Ses adversaires courent tranquillement en direction du but qu’elle protège. Liam s’infiltre parmi les verts, louvoyant intelligemment entre les coéquipiers de la blonde, se tenant prêt à faire dérailler leur défense. Mathilde jure tout bas. Si le primate arrive à lui faire la passe, il… Soudain, une ouverture. Le balle est réceptionnée par le volleyeur. Merde. La sportive se précipite vers l’avant, les bras écartés. Trop tard. L’orbe effleure les doigts de la gardienne avant de s'écraser au fond de la cage.


Point pour Liam.


Lui qui s’est jeté en avant pour l’effet de surprise, il se relève d’un bond puis tend la main à Mathilde. Sans réfléchir, elle tape dans la paume du garçon. Elle ne peut pas le nier, c’était bien joué. Il n’est peut-être pas si… Elle secoue la tête. Reste concentrée.


Engagement pour les verts.


Les coéquipiers de la sportive se font des passes jusqu’à se tenir face aux rouges.

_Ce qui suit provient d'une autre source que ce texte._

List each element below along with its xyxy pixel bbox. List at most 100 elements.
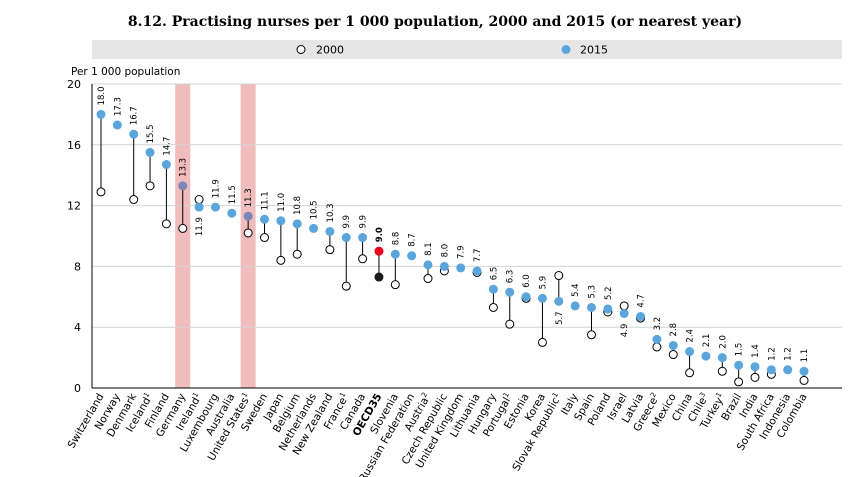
datum-united-kingdom: 7.9 bbox=[456, 245, 467, 273]
legend-label-2000: 2000 bbox=[316, 44, 344, 57]
datum-canada: 9.9 bbox=[358, 215, 369, 264]
datum-sweden: 11.1 bbox=[260, 191, 271, 243]
point-2015 bbox=[701, 351, 711, 361]
datum-estonia: 6.0 bbox=[521, 274, 532, 303]
datum-united-states: 11.3 bbox=[243, 188, 254, 238]
legend-marker-2000 bbox=[296, 45, 306, 54]
value-label: 2.0 bbox=[718, 335, 728, 349]
point-2000 bbox=[325, 245, 335, 255]
point-2015 bbox=[587, 302, 596, 312]
value-label: 13.3 bbox=[179, 158, 189, 177]
datum-oecd35: 9.0 bbox=[374, 227, 385, 282]
datum-france: 9.9 bbox=[341, 215, 352, 291]
datum-germany: 13.3 bbox=[178, 158, 189, 233]
y-tick-label: 0 bbox=[74, 382, 81, 395]
value-label: 3.2 bbox=[653, 317, 663, 331]
value-label: 4.7 bbox=[637, 294, 647, 308]
point-2000 bbox=[799, 375, 809, 385]
chart-title: 8.12. Practising nurses per 1 000 popula… bbox=[128, 14, 742, 30]
data-series: 18.0 17.3 16.7 15.5 14.7 13.3 11.9 11.9 11.5 11.3… bbox=[96, 86, 810, 387]
point-2000 bbox=[423, 274, 433, 284]
point-2015 bbox=[668, 340, 678, 350]
value-label: 9.0 bbox=[375, 227, 385, 242]
point-2000 bbox=[668, 350, 678, 360]
value-label: 9.9 bbox=[359, 215, 369, 229]
point-2000 bbox=[685, 368, 695, 378]
point-2000 bbox=[358, 254, 368, 264]
point-2015 bbox=[570, 301, 580, 311]
value-label: 10.8 bbox=[293, 196, 303, 215]
value-label: 10.5 bbox=[310, 200, 320, 219]
point-2000 bbox=[390, 280, 400, 290]
point-2015 bbox=[521, 292, 531, 302]
value-label: 8.8 bbox=[391, 232, 401, 246]
point-2015 bbox=[276, 216, 286, 226]
y-axis-unit-label: Per 1 000 population bbox=[71, 66, 180, 78]
datum-korea: 5.9 bbox=[537, 276, 548, 347]
datum-china: 2.4 bbox=[685, 329, 696, 378]
datum-india: 1.4 bbox=[750, 344, 761, 382]
datum-brazil: 1.5 bbox=[734, 343, 745, 387]
value-label: 6.5 bbox=[489, 267, 499, 281]
value-label: 8.7 bbox=[408, 233, 418, 247]
point-2015 bbox=[260, 214, 269, 224]
point-2000 bbox=[129, 195, 139, 205]
datum-netherlands: 10.5 bbox=[309, 200, 320, 233]
datum-switzerland: 18.0 bbox=[96, 86, 107, 197]
point-2015 bbox=[685, 347, 695, 357]
point-2000 bbox=[260, 233, 269, 243]
point-2015 bbox=[407, 251, 417, 261]
point-2015 bbox=[619, 309, 629, 319]
value-label: 16.7 bbox=[130, 106, 140, 125]
datum-mexico: 2.8 bbox=[668, 323, 679, 360]
point-2000 bbox=[292, 249, 302, 259]
point-2015 bbox=[341, 233, 351, 243]
value-label: 11.9 bbox=[195, 217, 205, 236]
point-2015 bbox=[734, 360, 744, 370]
datum-hungary: 6.5 bbox=[488, 267, 499, 312]
value-label: 2.1 bbox=[702, 334, 712, 348]
point-2015 bbox=[227, 208, 237, 218]
y-axis: 0 4 8 12 16 20 bbox=[67, 78, 93, 395]
datum-south-africa: 1.2 bbox=[766, 347, 777, 379]
point-2000 bbox=[554, 271, 564, 281]
value-label: 1.2 bbox=[767, 347, 777, 361]
datum-italy: 5.4 bbox=[570, 283, 581, 311]
point-2000 bbox=[505, 319, 515, 329]
point-2015 bbox=[96, 109, 106, 119]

Le ballon passe trop près d’Adrien - ce rustre - qui le saisit en plein vol et fonce vers Mathilde. Bordel. Son corps se crispe. Alors que la brute fond sur elle, la gardienne s’avance courageusement pour bloquer le plus d’espace possible. Je le sens pas, ce truc là.


Ses yeux se fixent sur la balle. Elle ne la voit pas quitter la main du grand singe.


BOUM.


Noir complet.

La douleur explose sur son visage.


Bordel de merde.


Elle s’est pris la balle dans la tronche.